It’s around 6:00. It must be. Joanna’s signature high-pitched whine punctuates the dark bedroom as she rustles up through her crate blankets to greet another day.
Before my mind even registers the ungodly hour, my body, zombie-like, starts shaking off the night’s shallow slumber as I propel one leg off the bed followed by the duvet-snagged other – and then stoop down to the small blue crate nestled against an Eastlake vanity.
Predictably, Joanna feigns sleepiness in a halfhearted attempt to cajole me to scoop her up so that she, the exhausted one, can be rubbed and doted upon for approximately two minutes before she’s harnessed to visit her favorite garbage-dotted bushes along the sidewalk.
The front door’s loud thwack and my jingling keys do little to rouse Toby who, judging from snores and grunts, is still covered in his towel fort atop the living room’s sagging Victorian hexagonal chair.
Outside, typical characters are performing their morning scenes – the jogger clop clop clopping along the pavement; the flyer stapler bash bash bashing one more concert announcement into an already thickly layered telephone pole; the neighborhood druggies hack hack hacking up partial lungs while lighting up in alcoves where the faint morning light still hasn’t penetrated. Mini trash tornados circle and die in the street, and the sky threatens a morning shower. Joanna sniffs castoff food wrappers and smashed jalapenos outlining where the late-night hot dog vendor set up to entice drunken revelers to convalesce with compressed, meaty bliss.

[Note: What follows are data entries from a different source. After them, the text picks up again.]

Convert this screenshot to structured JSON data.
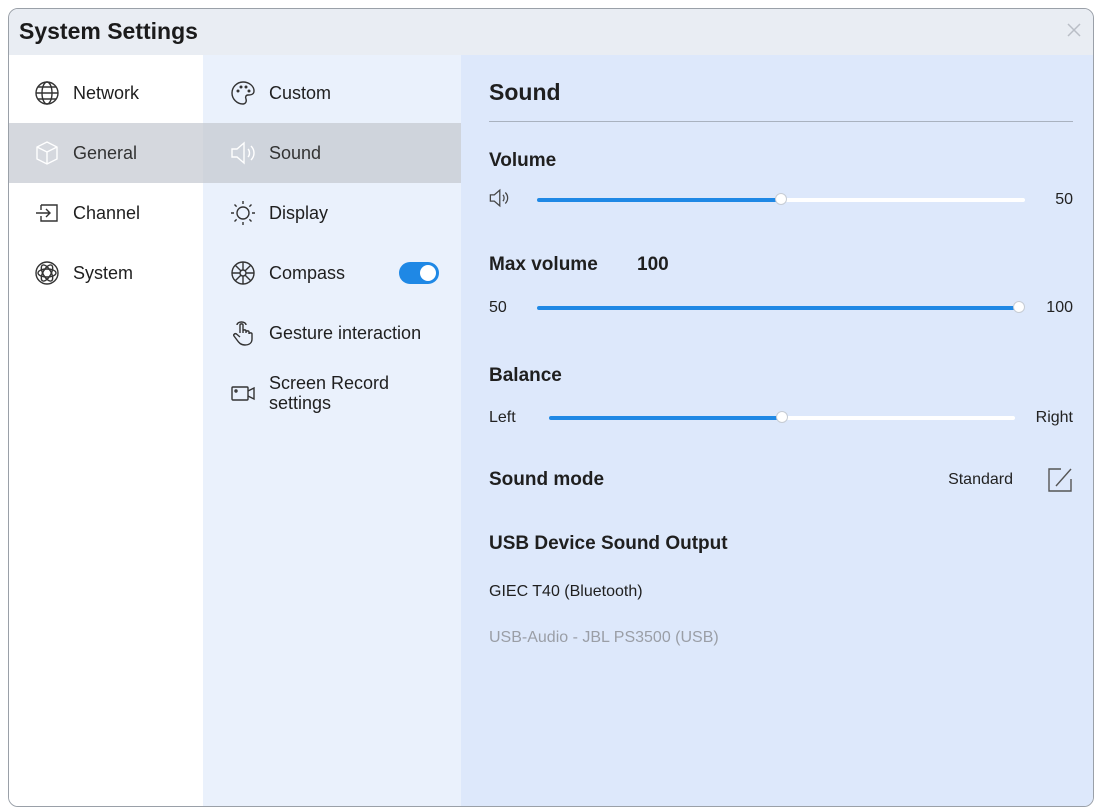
{
  "window": {
    "title": "System Settings"
  },
  "nav": [
    {
      "label": "Network",
      "icon": "globe-icon"
    },
    {
      "label": "General",
      "icon": "cube-icon",
      "selected": true
    },
    {
      "label": "Channel",
      "icon": "input-arrow-icon"
    },
    {
      "label": "System",
      "icon": "atom-icon"
    }
  ],
  "subnav": [
    {
      "label": "Custom",
      "icon": "palette-icon"
    },
    {
      "label": "Sound",
      "icon": "speaker-icon",
      "selected": true
    },
    {
      "label": "Display",
      "icon": "sun-icon"
    },
    {
      "label": "Compass",
      "icon": "compass-icon",
      "toggle": true
    },
    {
      "label": "Gesture interaction",
      "icon": "hand-pointer-icon"
    },
    {
      "label_line1": "Screen Record",
      "label_line2": "settings",
      "icon": "camera-icon"
    }
  ],
  "sound": {
    "title": "Sound",
    "volume": {
      "label": "Volume",
      "value": "50",
      "fraction": 0.5
    },
    "max_volume": {
      "label": "Max volume",
      "value": "100",
      "min": "50",
      "max": "100",
      "fraction": 1.0
    },
    "balance": {
      "label": "Balance",
      "left": "Left",
      "right": "Right",
      "fraction": 0.5
    },
    "sound_mode": {
      "label": "Sound mode",
      "value": "Standard"
    },
    "usb_output": {
      "label": "USB Device Sound Output",
      "devices": [
        {
          "name": "GIEC T40 (Bluetooth)",
          "active": true
        },
        {
          "name": "USB-Audio - JBL PS3500 (USB)",
          "active": false
        }
      ]
    }
  },
  "colors": {
    "accent": "#1f88e5",
    "pane": "#dde8fb",
    "subnav": "#eaf1fc"
  }
}
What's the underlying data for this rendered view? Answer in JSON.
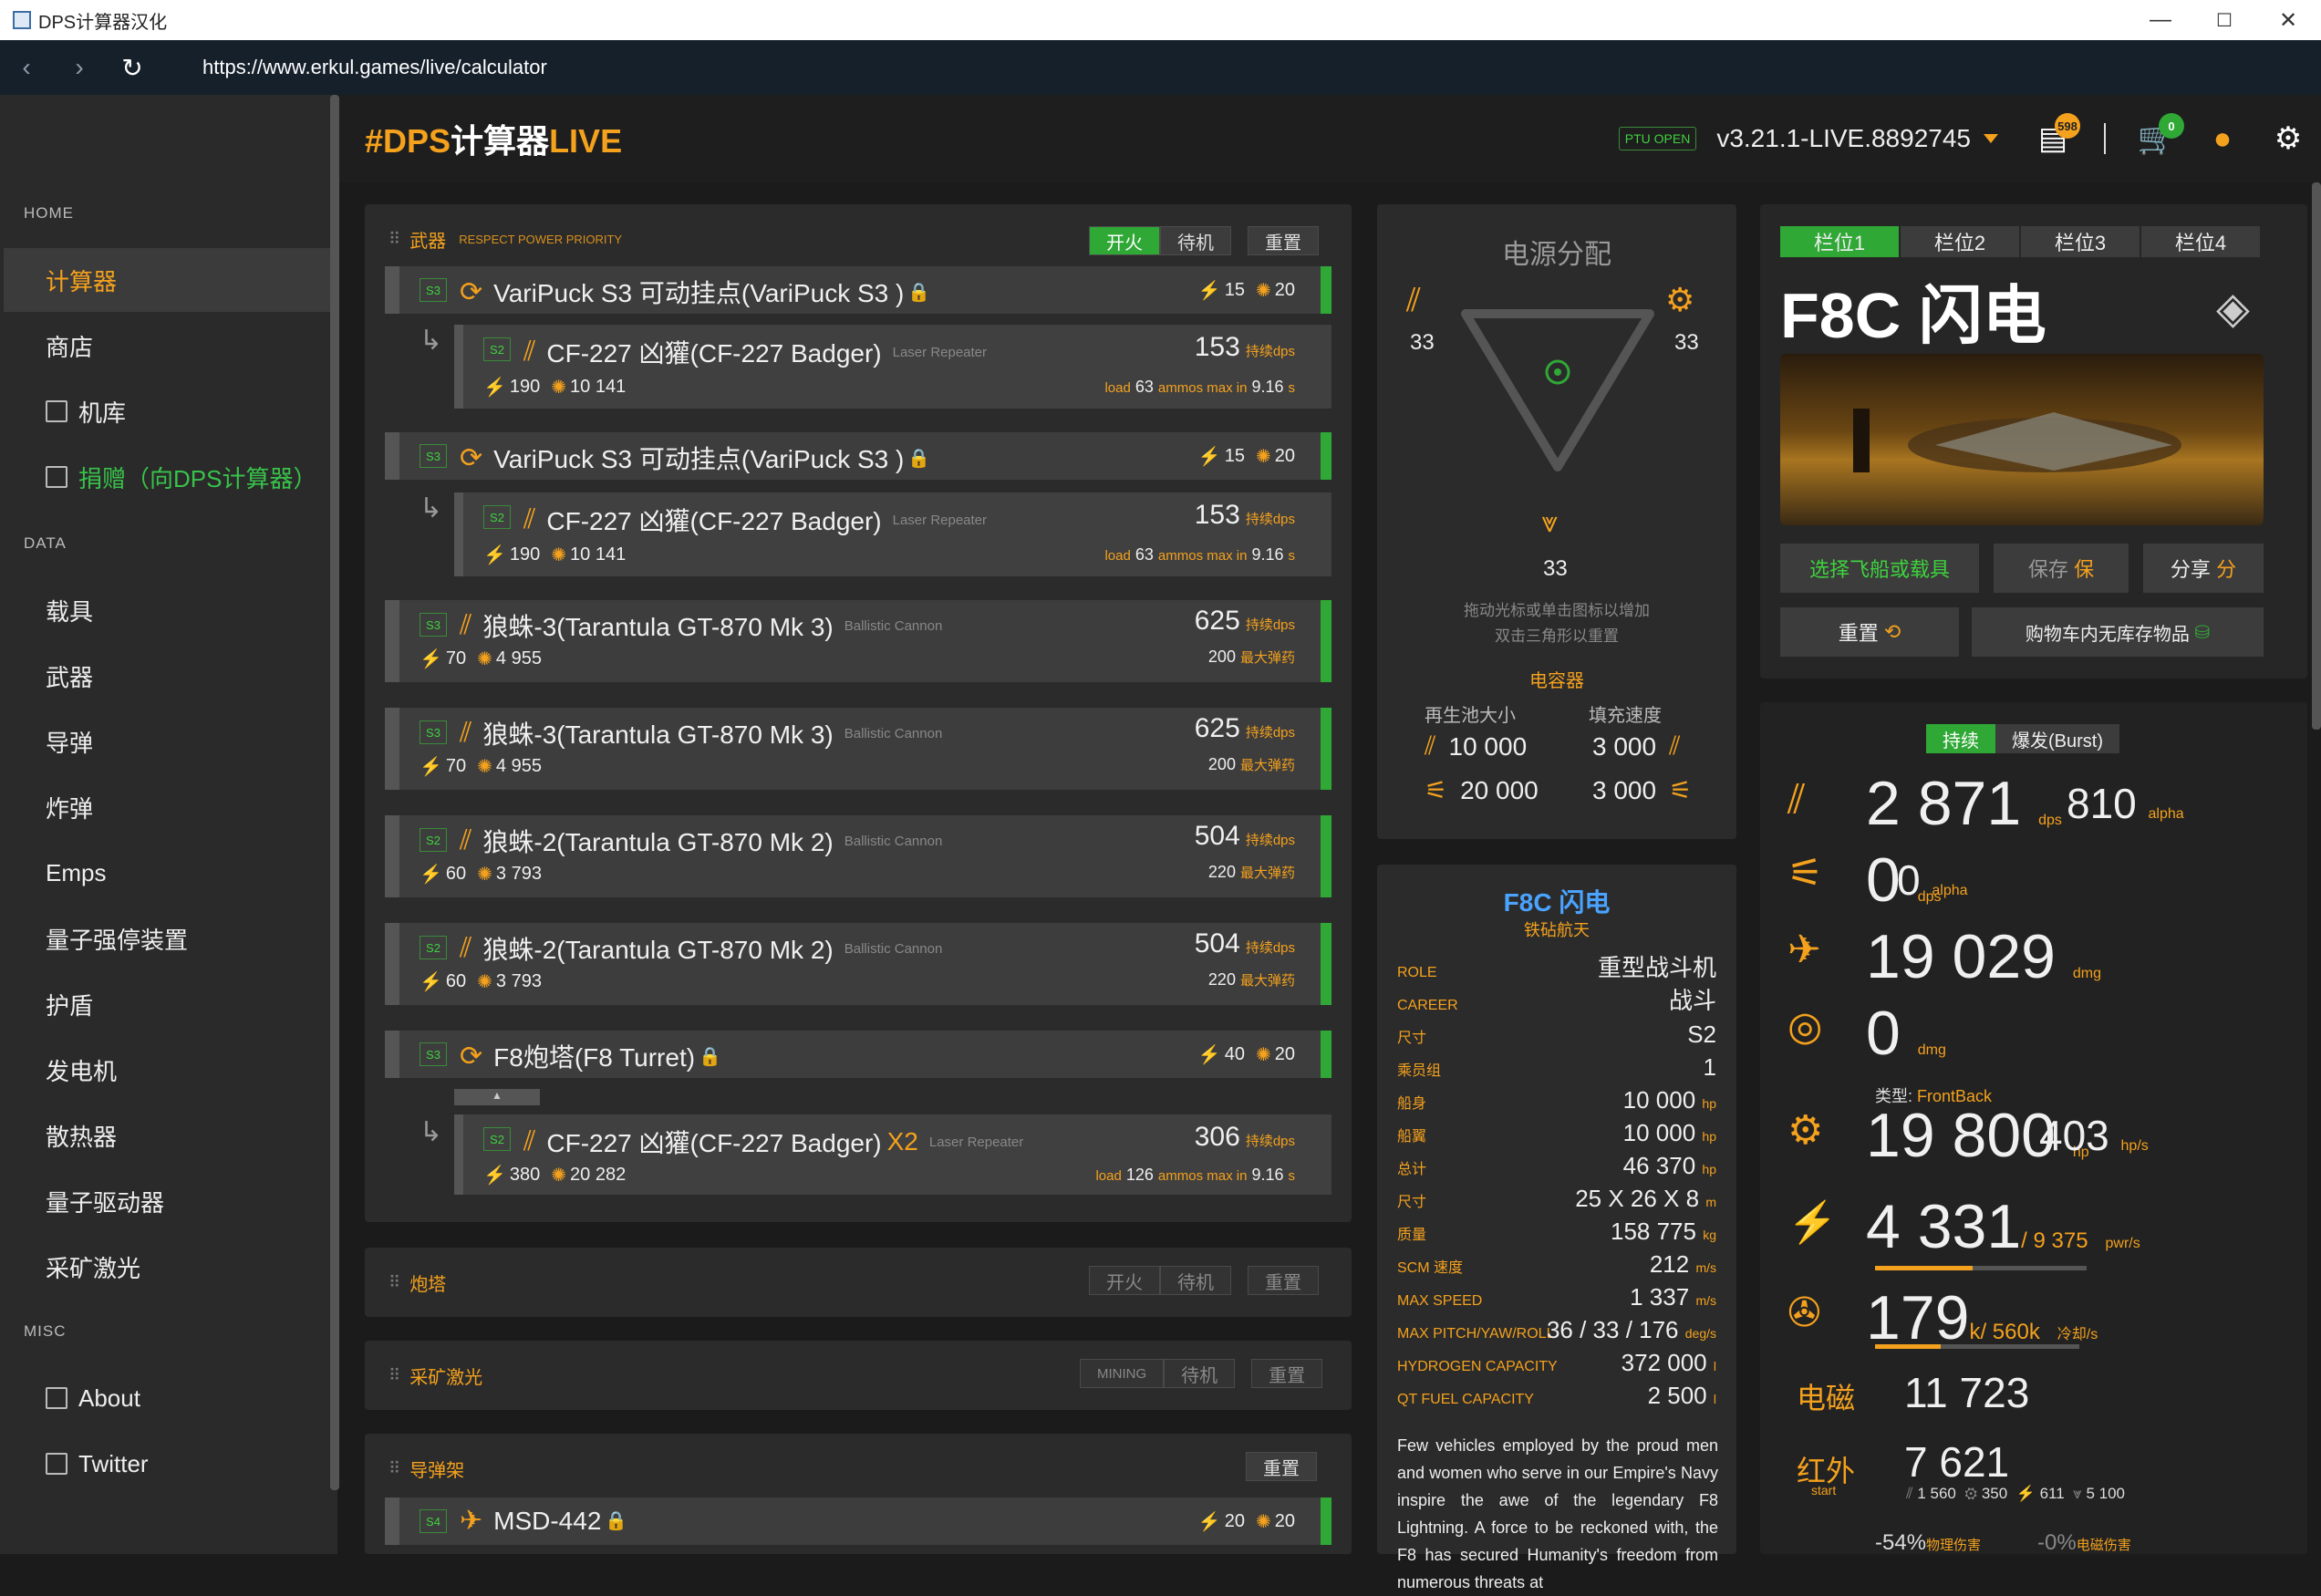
{
  "window": {
    "title": "DPS计算器汉化",
    "controls": [
      "—",
      "☐",
      "✕"
    ]
  },
  "browser": {
    "url": "https://www.erkul.games/live/calculator",
    "back": "‹",
    "forward": "›",
    "reload": "↻"
  },
  "sidebar": {
    "home_label": "HOME",
    "data_label": "DATA",
    "misc_label": "MISC",
    "home_items": [
      "计算器",
      "商店",
      "机库",
      "捐赠（向DPS计算器）"
    ],
    "data_items": [
      "载具",
      "武器",
      "导弹",
      "炸弹",
      "Emps",
      "量子强停装置",
      "护盾",
      "发电机",
      "散热器",
      "量子驱动器",
      "采矿激光"
    ],
    "misc_items": [
      "About",
      "Twitter"
    ]
  },
  "header": {
    "logo_hash": "#DPS",
    "logo_cn": "计算器",
    "logo_live": "LIVE",
    "ptu": "PTU OPEN",
    "version": "v3.21.1-LIVE.8892745",
    "notif_count": "598",
    "cart_count": "0"
  },
  "weapons": {
    "title": "武器",
    "subtitle": "RESPECT POWER PRIORITY",
    "fire": "开火",
    "standby": "待机",
    "reset": "重置",
    "mounts": [
      {
        "size": "S3",
        "name": "VariPuck S3 可动挂点(VariPuck S3 )",
        "power": "15",
        "heat": "20"
      },
      {
        "size": "S3",
        "name": "VariPuck S3 可动挂点(VariPuck S3 )",
        "power": "15",
        "heat": "20"
      },
      {
        "size": "S3",
        "name": "F8炮塔(F8 Turret)",
        "power": "40",
        "heat": "20"
      }
    ],
    "guns": [
      {
        "size": "S2",
        "name": "CF-227 凶獾(CF-227 Badger)",
        "type": "Laser Repeater",
        "dps": "153",
        "dps_label": "持续dps",
        "power": "190",
        "heat": "10 141",
        "load_label": "load",
        "ammo": "63",
        "ammo_label": "ammos max in",
        "time": "9.16",
        "unit": "s"
      },
      {
        "size": "S2",
        "name": "CF-227 凶獾(CF-227 Badger)",
        "type": "Laser Repeater",
        "dps": "153",
        "dps_label": "持续dps",
        "power": "190",
        "heat": "10 141",
        "load_label": "load",
        "ammo": "63",
        "ammo_label": "ammos max in",
        "time": "9.16",
        "unit": "s"
      },
      {
        "size": "S2",
        "name": "CF-227 凶獾(CF-227 Badger)",
        "x2": "X2",
        "type": "Laser Repeater",
        "dps": "306",
        "dps_label": "持续dps",
        "power": "380",
        "heat": "20 282",
        "load_label": "load",
        "ammo": "126",
        "ammo_label": "ammos max in",
        "time": "9.16",
        "unit": "s"
      }
    ],
    "cannons": [
      {
        "size": "S3",
        "name": "狼蛛-3(Tarantula GT-870 Mk 3)",
        "type": "Ballistic Cannon",
        "dps": "625",
        "dps_label": "持续dps",
        "power": "70",
        "heat": "4 955",
        "ammo": "200",
        "ammo_label": "最大弹药"
      },
      {
        "size": "S3",
        "name": "狼蛛-3(Tarantula GT-870 Mk 3)",
        "type": "Ballistic Cannon",
        "dps": "625",
        "dps_label": "持续dps",
        "power": "70",
        "heat": "4 955",
        "ammo": "200",
        "ammo_label": "最大弹药"
      },
      {
        "size": "S2",
        "name": "狼蛛-2(Tarantula GT-870 Mk 2)",
        "type": "Ballistic Cannon",
        "dps": "504",
        "dps_label": "持续dps",
        "power": "60",
        "heat": "3 793",
        "ammo": "220",
        "ammo_label": "最大弹药"
      },
      {
        "size": "S2",
        "name": "狼蛛-2(Tarantula GT-870 Mk 2)",
        "type": "Ballistic Cannon",
        "dps": "504",
        "dps_label": "持续dps",
        "power": "60",
        "heat": "3 793",
        "ammo": "220",
        "ammo_label": "最大弹药"
      }
    ]
  },
  "turrets": {
    "title": "炮塔",
    "fire": "开火",
    "standby": "待机",
    "reset": "重置"
  },
  "mining": {
    "title": "采矿激光",
    "mining": "MINING",
    "standby": "待机",
    "reset": "重置"
  },
  "missiles": {
    "title": "导弹架",
    "reset": "重置",
    "size": "S4",
    "name": "MSD-442",
    "power": "20",
    "heat": "20"
  },
  "power": {
    "title": "电源分配",
    "weapons": "33",
    "shields": "33",
    "thrusters": "33",
    "note1": "拖动光标或单击图标以增加",
    "note2": "双击三角形以重置",
    "capacitor": "电容器",
    "pool_label": "再生池大小",
    "rate_label": "填充速度",
    "wpn_pool": "10 000",
    "wpn_rate": "3 000",
    "thr_pool": "20 000",
    "thr_rate": "3 000"
  },
  "ship_info": {
    "name": "F8C 闪电",
    "maker": "铁砧航天",
    "rows": [
      {
        "k": "ROLE",
        "v": "重型战斗机"
      },
      {
        "k": "CAREER",
        "v": "战斗"
      },
      {
        "k": "尺寸",
        "v": "S2"
      },
      {
        "k": "乘员组",
        "v": "1"
      },
      {
        "k": "船身",
        "v": "10 000",
        "u": "hp"
      },
      {
        "k": "船翼",
        "v": "10 000",
        "u": "hp"
      },
      {
        "k": "总计",
        "v": "46 370",
        "u": "hp"
      },
      {
        "k": "尺寸",
        "v": "25 X 26 X 8",
        "u": "m"
      },
      {
        "k": "质量",
        "v": "158 775",
        "u": "kg"
      },
      {
        "k": "SCM 速度",
        "v": "212",
        "u": "m/s"
      },
      {
        "k": "MAX SPEED",
        "v": "1 337",
        "u": "m/s"
      },
      {
        "k": "MAX PITCH/YAW/ROLL",
        "v": "36 / 33 / 176",
        "u": "deg/s"
      },
      {
        "k": "HYDROGEN CAPACITY",
        "v": "372 000",
        "u": "l"
      },
      {
        "k": "QT FUEL CAPACITY",
        "v": "2 500",
        "u": "l"
      }
    ],
    "desc": "Few vehicles employed by the proud men and women who serve in our Empire's Navy inspire the awe of the legendary F8 Lightning. A force to be reckoned with, the F8 has secured Humanity's freedom from numerous threats at"
  },
  "ship": {
    "tabs": [
      "栏位1",
      "栏位2",
      "栏位3",
      "栏位4"
    ],
    "name": "F8C 闪电",
    "select": "选择飞船或载具",
    "save": "保存",
    "save_glyph": "保",
    "share": "分享",
    "share_glyph": "分",
    "reset": "重置",
    "cart": "购物车内无库存物品"
  },
  "stats": {
    "sustained": "持续",
    "burst": "爆发(Burst)",
    "dps": "2 871",
    "dps_u": "dps",
    "alpha": "810",
    "alpha_u": "alpha",
    "m_dps": "0",
    "m_dps_u": "dps",
    "m_alpha": "0",
    "m_alpha_u": "alpha",
    "missile_dmg": "19 029",
    "dmg_u": "dmg",
    "emp_dmg": "0",
    "emp_u": "dmg",
    "shield_type_label": "类型:",
    "shield_type": "FrontBack",
    "shield_hp": "19 800",
    "hp_u": "hp",
    "shield_regen": "403",
    "regen_u": "hp/s",
    "power": "4 331",
    "power_max": "/ 9 375",
    "power_u": "pwr/s",
    "power_fill": 0.462,
    "cool": "179",
    "cool_k": "k",
    "cool_max": "/ 560k",
    "cool_u": "冷却/s",
    "cool_fill": 0.32,
    "em_label": "电磁",
    "em": "11 723",
    "ir_label": "红外",
    "ir_sub": "start",
    "ir": "7 621",
    "ir_a": "1 560",
    "ir_b": "350",
    "ir_c": "611",
    "ir_d": "5 100",
    "phys_res": "-54%",
    "phys_label": "物理伤害",
    "em_res": "-0%",
    "em_res_label": "电磁伤害"
  }
}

Back inside, filtered light warms the apartment ever so slightly, and the dogs settle down with their post-breakfast treats while I indulge in a few cups of hot cocoa – my recent, somewhat successful attempt at limiting my coffee intake. The expected chocolatey skim forms on top, which once stirred vigorously, settles into the thickened mixture swirling around in the jadeite mug. I sip and gulp, and then rub my favorite geranium’s rough leaves – letting their peppery fragrance kick me in the nostrils.
It’s one of those mornings framed for reflection.
We’ve packed a lot into the last three years: we moved across the country; I started a new career; we moved out of our first CA perch, our tiny Koreatown studio, for our WeHo digs; we adopted Toby, then Pearl; Andy got another job; we got married; Pearl passed away; Andy got a promotion; we moved to Seattle; I finished my manuscript, and got a new job; we adopted Joanna; Joanna broke her leg; we decided to stay strong and lean in.
And now, in a few months, we’ll be moving again – but this time, only a stone’s throw to a larger place where we can let ourselves root in Seattle’s ever damp soil and save up for a house. We’re re-learning to focus on the good bits that sustain us – whether it’s overfilling our apartment with greenery, or enjoying the fact that Toby and Joanna have finally bonded.
And acknowledging that life is a string of unscripted, unknown experiences, from which we can either choose to grow or wilt.